Как-то мама рассказывала, что каждый день, когда садилась доить корову, в сарай заходил немец и подставлял кружку, чтобы ему дали молока. Рукой показывал на живот. Выпивал и уходил молча, не говоря ни слова. Убедившись, что тот по-русски ничего не понимает, мама ругала его всеми бранными словами, желая смерти. Он не реагировал и приходил снова. А когда фашисты уже отступали и он в последний раз заскочил выпить молока, то в ответ получил: «Чтоб ты провалился и подавился!». Немец на чистом русском языке ответил: «На, матка, на память кружку. Я выпил и не подавился!». Потом выскочил из сарая и исчез. Но мама вспомнила, чего она ему желала каждый день, и так испугалась мести, что не заметила, как наши танки заехали в село.
Но накануне к нам ночью зашли три человека, оказалось, наши разведчики. Помню это очень чётко. Мама сидела у окна, вязала, когда постучали. Она подскочила, обняла нас с Геной, с ужасом открыла дверь, ожидая, что пришли расстреливать. Мужчины спросили, где располагается немецкий штаб. Потом быстро ушли, сказав, что на рассвете будут наступать.
Утром началась страшная перестрелка. За окном грохотало, но мы с Геной старались всё равно выглянуть в окно. А мама нас оттаскивала, ругала и заставляла лечь на пол.

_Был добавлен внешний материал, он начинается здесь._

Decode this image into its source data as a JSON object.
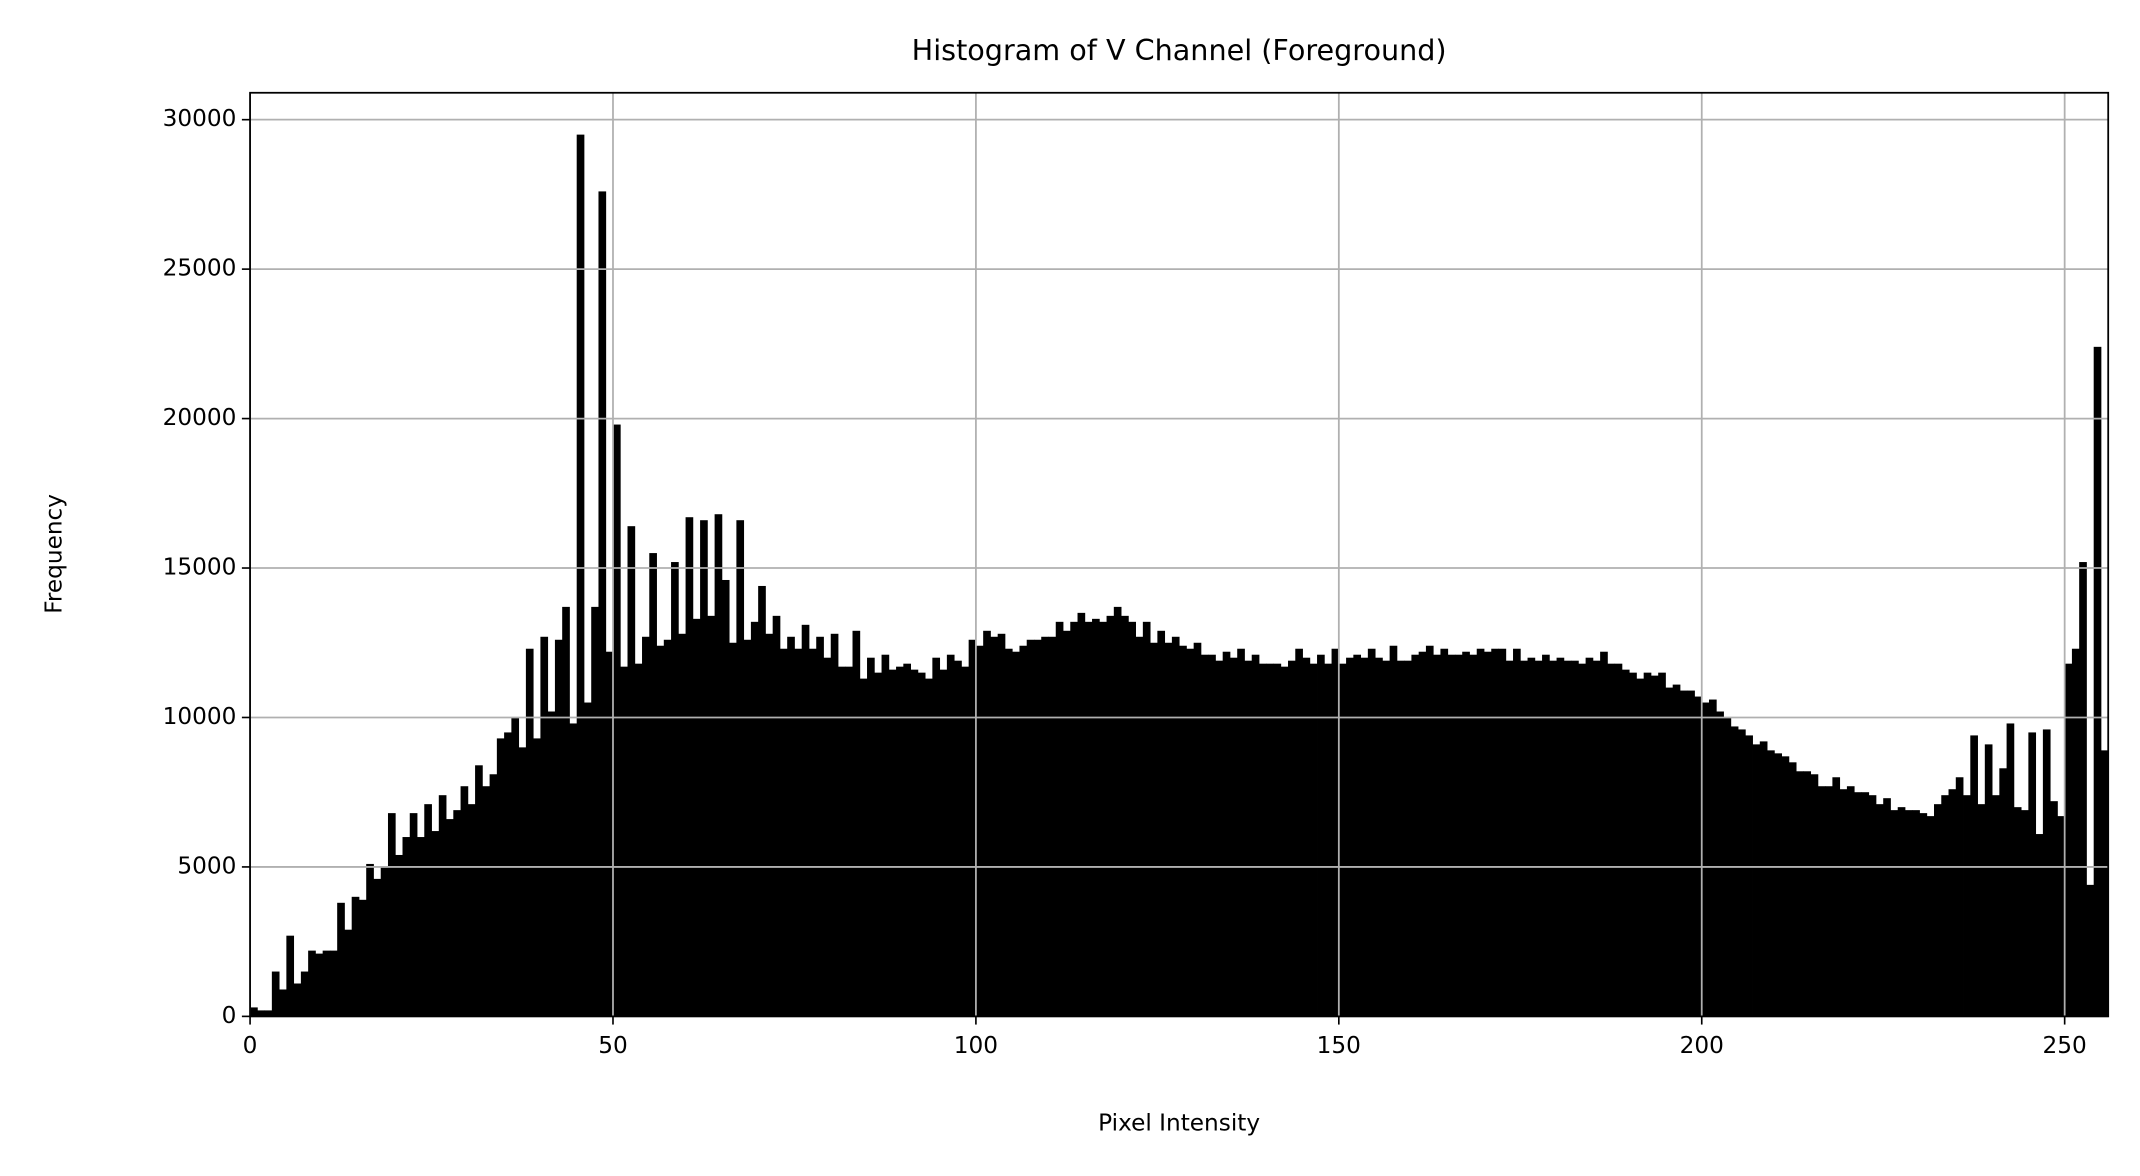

Когда всё стихло, женщины выбежали на улицу обнимать наших, плакали, а мы с братишкой и другими детьми понеслись рассматривать танки. Солдаты в свою очередь обнимали нас. Гене подарили гильзу от большого патрона, из которой впоследствии мы сделали керосиновую лампу. Лампа нам служила даже после войны. Во время оккупации нашему селу ещё и повезло, так как к нам не зашли эсэсовцы, специально обученные жестокости, — они сжигали на пути всё, убивали, насиловали. Так они прошли через соседнее село, оставив за собой трупы замученных людей. Это были румыны, говорила нам бабушка. Слава богу, мы их не увидели, иначе я бы сейчас не писала об этом.
Наступила наконец спокойная жизнь в нашем селе. Не слышно было стрельбы, самолёты пролетали, но мы их уже не боялись. Танки ушли, люди ждали победы и жили сводками Информбюро. Каждый день у репродуктора слушали, как дела на фронте. Но всё равно то там, то здесь иногда раздавались рыдания — женщины получали похоронки.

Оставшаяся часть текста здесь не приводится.